I know that the "system information page" shows "Backdoor: Enabled!" and my 315.res file holds that text in two consecutive entries. If I find that text in the annotated dump, then I'll be well on the way. Too bad that did not work; that text was NOT in the dump.
Since the "system information page" holds many lines, maybe the MFS pointers are stored in a table instead of loaded into a resister as a constant.

[EDIT - I see that none of the MFS resources are in the annotated dump. I did notice that the "Find Jump Targets" did not report back a result
during the disassembly also I had the "no symbols" problem with dumpobj and I used the change "symbol" to "disassembly"

I just found this...For this to work, you need to include the def line for the getResource function in your .proc file....
That's why it did not work!
~EDIT]


Does anyone have a proc file for 3.1.5f?
Is my table idea way off base?

Learning more every day,
Red_Dog

Red_Dog
05-04-2007, 10:26 PM
I re-read all the posts in a couple threads again except this time I did it slowly.

It took just a couple minutes of searching the ".S" file to find the address of the getResource procedure. I searched for "# a1 = 0x00020215" {Backdoors:} and some others and they all call 0x000AB6EB4. That procedure get called 1985 times.

The System info screen calls each MFS item from individual constants.

Life is good,
Red_Dog

woracan
09-17-2009, 10:36 AM
I find the graph view in IDA to be helpful, but IDA doesn't find all the string refs that the tmesis disassembler (http://dealdatabase.com/forum/showthread.php?t=27553) does. So, after using tmesis disassembler to create my tivoapp.S file, I ran the following grep command to make a file with all the string references and the offset they apply to.
grep -A2 "LA Possible reference to string" tivoapp.S > out.txt

Next, I opened out.txt in Vim and performed the following four substitutions:
%s/\\/\\\\/g
%s/# LA Possible reference to string: "\(.*\)"\n.*\n\([^ ]*\) .*# \(LA.*\)\n.*/MakeComm(\2,MyQuOtE\1\\n\3MyQuOtE);/
%s/"/\\"/g
%s/MyQuOtE/"/g

The number of lines is too many to copy and paste as an IDC script, so I saved it as an IDC file.
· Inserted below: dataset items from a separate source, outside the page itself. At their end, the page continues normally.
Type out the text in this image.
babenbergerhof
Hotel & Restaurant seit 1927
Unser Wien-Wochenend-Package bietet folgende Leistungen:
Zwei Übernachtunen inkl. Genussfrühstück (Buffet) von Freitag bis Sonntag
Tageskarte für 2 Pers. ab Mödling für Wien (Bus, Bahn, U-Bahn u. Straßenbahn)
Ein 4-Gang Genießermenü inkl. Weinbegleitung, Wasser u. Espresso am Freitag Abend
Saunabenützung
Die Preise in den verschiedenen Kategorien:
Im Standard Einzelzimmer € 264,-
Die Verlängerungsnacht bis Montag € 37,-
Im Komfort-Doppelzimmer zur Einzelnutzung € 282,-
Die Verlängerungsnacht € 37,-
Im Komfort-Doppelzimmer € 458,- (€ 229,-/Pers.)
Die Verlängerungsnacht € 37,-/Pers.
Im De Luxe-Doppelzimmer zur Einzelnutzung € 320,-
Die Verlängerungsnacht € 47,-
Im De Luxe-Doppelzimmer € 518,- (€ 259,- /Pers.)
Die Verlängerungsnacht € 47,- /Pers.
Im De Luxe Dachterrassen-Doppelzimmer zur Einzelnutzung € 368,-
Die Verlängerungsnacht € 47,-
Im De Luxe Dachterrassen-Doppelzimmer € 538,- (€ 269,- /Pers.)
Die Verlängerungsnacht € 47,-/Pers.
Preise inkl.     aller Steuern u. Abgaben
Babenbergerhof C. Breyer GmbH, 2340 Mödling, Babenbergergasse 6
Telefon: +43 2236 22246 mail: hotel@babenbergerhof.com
IDA complained because it expects the ICC script to contain a function, so I added the following two lines to the beginning of the file
static main()
{


An open brace must be closed, so I added a close brace to the end of the file like so:
}

The final step to get these 22280 helpful comments added to the IDA disassembly is to run the IDC file just created.

woracan
09-17-2009, 01:41 PM
In a similar manner, I added comments for most of the jalr statements to the IDA disassembly.

First,

grep jalr.*# tivoapp.S > out.txt

Next, with out.txt in Vim:

%s/\(.*\) jalr.*# \(.*\)/MakeComm(\1,"\2");/

Before saving as an IDC file and exiting Vim add a closing brace as the last line of the file and the following two lines at the beginning of the file:

static main()
{

Running the resulting IDC file in IDA added comments for jalr in 260,188 places.